When we ran into storms and were tossed about the fear and hysteria of people too closely packed oozed miasma-like through the partition. During my daily walks on deck with James the stench from steerage was even worse than the hot and putrid Dublin smells I'd arrived home to more than a year before. Steerage passengers, when I met them, had dried vomit in their hair and on their clothes.
It made me both glad and ashamed of my cabin and privacy. I never reconciled the two.
And still there was hope in steerage, and excitement and sometimes joy. Most evenings someone would play the fiddle and there would be singing. I listened to heated arguments about politics and stories which made New York seem both a heaven and a hell.
The hell had to do with the overcrowding in New York's tenement houses. This meant that fevers of a typhoid character were rampant, that people lived in water filled cellars, that small rooms were constantly divided into even smaller ones, that the air was damp and poisonous. The word in steerage too was that such houses were built with only the profit and economy of the owner in mind. The good news was that there were jobs, more for women than for men, and that the city was growing fast, and furiously.
I listened hard too to what the steerage passengers, and the second-class passengers walking on deck, had to say about other American cities.
By the time we were halfway across the Atlantic I knew that James and I would not be staying in New York. We would move on, cross the continent to a city where the sun was said to shine and where the life was bohemian and easier for women than in any other. We would go to San Francisco.

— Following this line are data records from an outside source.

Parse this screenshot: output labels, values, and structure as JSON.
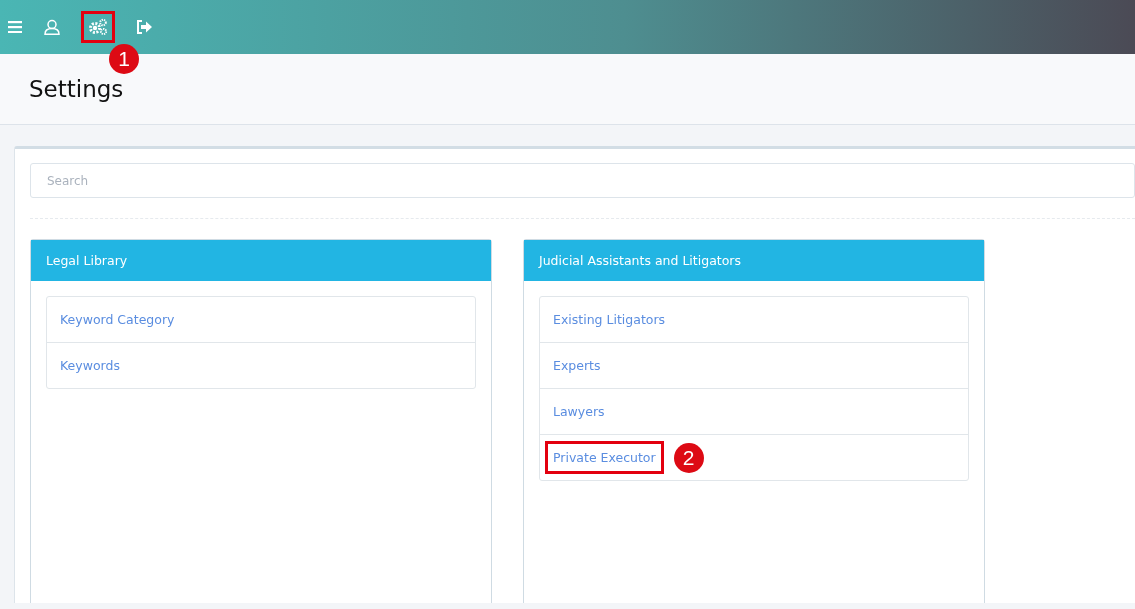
{
  "toolbar": [
    {
      "kind": "menu",
      "highlighted": false
    },
    {
      "kind": "user",
      "highlighted": false
    },
    {
      "kind": "settings",
      "highlighted": true,
      "callout": "1"
    },
    {
      "kind": "logout",
      "highlighted": false
    }
  ],
  "page_title": "Settings",
  "search": {
    "placeholder": "Search"
  },
  "panels": [
    {
      "title": "Legal Library",
      "items": [
        {
          "label": "Keyword Category",
          "highlighted": false
        },
        {
          "label": "Keywords",
          "highlighted": false
        }
      ]
    },
    {
      "title": "Judicial Assistants and Litigators",
      "items": [
        {
          "label": "Existing Litigators",
          "highlighted": false
        },
        {
          "label": "Experts",
          "highlighted": false
        },
        {
          "label": "Lawyers",
          "highlighted": false
        },
        {
          "label": "Private Executor",
          "highlighted": true,
          "callout": "2"
        }
      ]
    }
  ]
}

San Francisco also lay another three thousand miles from Londonderry and
questions about the identity of a young Dublin woman buried in a grave outside that city's walls.

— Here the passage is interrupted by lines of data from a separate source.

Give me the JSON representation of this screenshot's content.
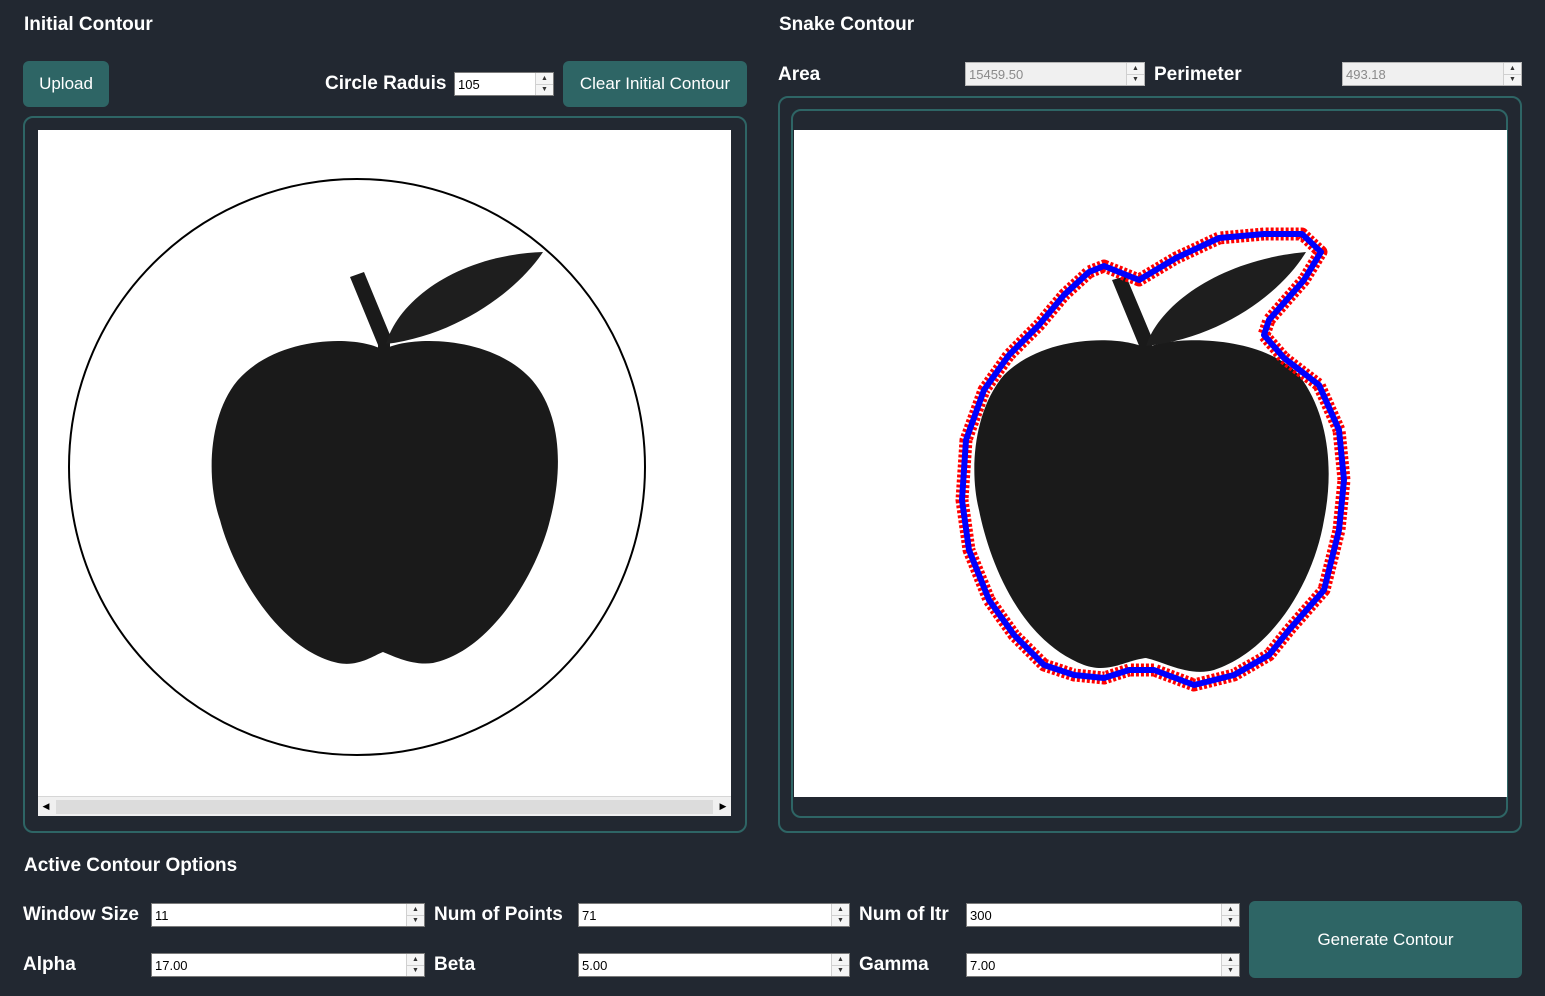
{
  "initial": {
    "heading": "Initial Contour",
    "upload_label": "Upload",
    "radius_label": "Circle Raduis",
    "radius_value": "105",
    "clear_label": "Clear Initial Contour"
  },
  "snake": {
    "heading": "Snake Contour",
    "area_label": "Area",
    "area_value": "15459.50",
    "perimeter_label": "Perimeter",
    "perimeter_value": "493.18"
  },
  "options": {
    "heading": "Active Contour Options",
    "window_size_label": "Window Size",
    "window_size_value": "11",
    "num_points_label": "Num of Points",
    "num_points_value": "71",
    "num_itr_label": "Num of Itr",
    "num_itr_value": "300",
    "alpha_label": "Alpha",
    "alpha_value": "17.00",
    "beta_label": "Beta",
    "beta_value": "5.00",
    "gamma_label": "Gamma",
    "gamma_value": "7.00",
    "generate_label": "Generate Contour"
  },
  "icons": {
    "spin_up": "triangle-up-icon",
    "spin_down": "triangle-down-icon",
    "scroll_left": "triangle-left-icon",
    "scroll_right": "triangle-right-icon"
  },
  "colors": {
    "background": "#222831",
    "accent": "#2e6565",
    "contour_outer": "#ff0000",
    "contour_inner": "#0000ff",
    "apple": "#1a1a1a"
  }
}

We sailed through Christmas and the New Year and were a part, but apart, from it all in our cabin. This suited us fine. I was in no mood for either seasonal celebrations or charitable thoughts and James wouldn't remember his first Christmas anyway.
We dropped anchor in North River, New York, just before noon on the third of January 1869. Never before, or since, have I seen it rain like it did that day. Steamers and barges brought us in to the emigrant landing depot at Castle Garden. There, I was able to change mine and Beezy Ryan's money into American dollars.

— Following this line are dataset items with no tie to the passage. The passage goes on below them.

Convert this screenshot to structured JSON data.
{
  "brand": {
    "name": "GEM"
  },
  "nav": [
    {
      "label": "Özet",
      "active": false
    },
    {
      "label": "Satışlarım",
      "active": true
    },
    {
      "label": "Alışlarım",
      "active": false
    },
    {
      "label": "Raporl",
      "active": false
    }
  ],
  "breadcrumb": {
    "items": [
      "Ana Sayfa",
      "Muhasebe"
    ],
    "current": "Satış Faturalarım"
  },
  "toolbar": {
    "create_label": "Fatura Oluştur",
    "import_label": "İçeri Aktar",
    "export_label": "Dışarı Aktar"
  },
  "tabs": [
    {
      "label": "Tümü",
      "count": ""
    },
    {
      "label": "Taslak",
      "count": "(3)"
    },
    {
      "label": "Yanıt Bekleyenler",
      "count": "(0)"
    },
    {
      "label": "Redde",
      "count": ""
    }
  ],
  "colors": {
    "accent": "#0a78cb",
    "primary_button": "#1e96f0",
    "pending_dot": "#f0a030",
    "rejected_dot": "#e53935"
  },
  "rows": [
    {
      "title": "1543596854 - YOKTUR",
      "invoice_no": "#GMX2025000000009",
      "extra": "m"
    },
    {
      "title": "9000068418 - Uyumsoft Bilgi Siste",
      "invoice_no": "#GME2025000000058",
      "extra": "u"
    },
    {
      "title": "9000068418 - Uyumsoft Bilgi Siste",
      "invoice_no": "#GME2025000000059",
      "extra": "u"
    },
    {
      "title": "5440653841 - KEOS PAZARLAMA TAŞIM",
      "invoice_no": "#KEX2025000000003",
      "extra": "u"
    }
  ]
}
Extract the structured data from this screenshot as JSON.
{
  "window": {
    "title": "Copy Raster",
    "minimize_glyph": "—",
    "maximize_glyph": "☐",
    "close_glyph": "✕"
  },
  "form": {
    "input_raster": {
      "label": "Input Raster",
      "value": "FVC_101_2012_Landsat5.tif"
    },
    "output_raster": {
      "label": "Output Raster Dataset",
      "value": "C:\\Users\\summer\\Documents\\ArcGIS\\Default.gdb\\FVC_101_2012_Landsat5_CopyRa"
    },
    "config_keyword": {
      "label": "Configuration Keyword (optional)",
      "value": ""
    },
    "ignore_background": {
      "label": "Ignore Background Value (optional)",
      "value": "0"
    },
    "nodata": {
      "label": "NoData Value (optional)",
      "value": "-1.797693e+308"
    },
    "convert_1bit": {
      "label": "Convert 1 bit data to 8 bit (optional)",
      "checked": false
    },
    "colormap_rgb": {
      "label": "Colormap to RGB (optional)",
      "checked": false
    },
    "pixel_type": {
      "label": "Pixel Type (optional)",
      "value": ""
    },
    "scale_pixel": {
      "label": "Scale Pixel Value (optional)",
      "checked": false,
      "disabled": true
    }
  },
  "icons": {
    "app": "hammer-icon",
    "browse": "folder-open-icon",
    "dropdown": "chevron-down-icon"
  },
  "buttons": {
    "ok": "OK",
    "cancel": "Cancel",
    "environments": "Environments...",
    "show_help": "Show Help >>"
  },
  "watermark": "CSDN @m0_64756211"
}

In the same building, under the gaze of a blue-coated, brass- buttoned dignitary, I recorded the entry of Sarah and James Vance through what they called the Gate of the New World.
I also wrote that San Francisco would be our final destination and, under the same roof, bought tickets to cross America by train.
EPILOGUE
San Francisco, 1879
I read about the wrens today.
A newspaper from Ireland called them an 'irrepressible evil' and said they were 'carriers of disease'. It held them responsible for the rampant immorality of 'half the country's married men and half its youths'. The writer went on to demand they be forced into the Magdalen asylums and kept there.
‘Plus ca change’, as the French say.
I put the paper away as my daughter came into the room. But not quickly enough.
'What's that you're reading?' she said.
'Nothing of interest,' I said, 'just using the excuse to dawdle.'
'It interested you,' she held out a hand.
Clara never changes. Even in this wilful, half-grown city of gamblers, new rich and adventurers she is one of its sharpest, most acutely alert citizens. The lessons of her early life never desert her.
I handed her the newspaper and stood at the window while she read.
I liked the view. Our home on its hill, bought with my father's money, is high enough to watch the late afternoon sun burn itself out over the clippers and steamer ships in the bay. High enough to look down on the hilly streets between, all laid out in their parallel lines, and on the great stores, church spires and hotels. It gives views too of elegant wooden houses like this one, springing up every day next to wooden shanties. The pot-pourri that is San Francisco suits me well.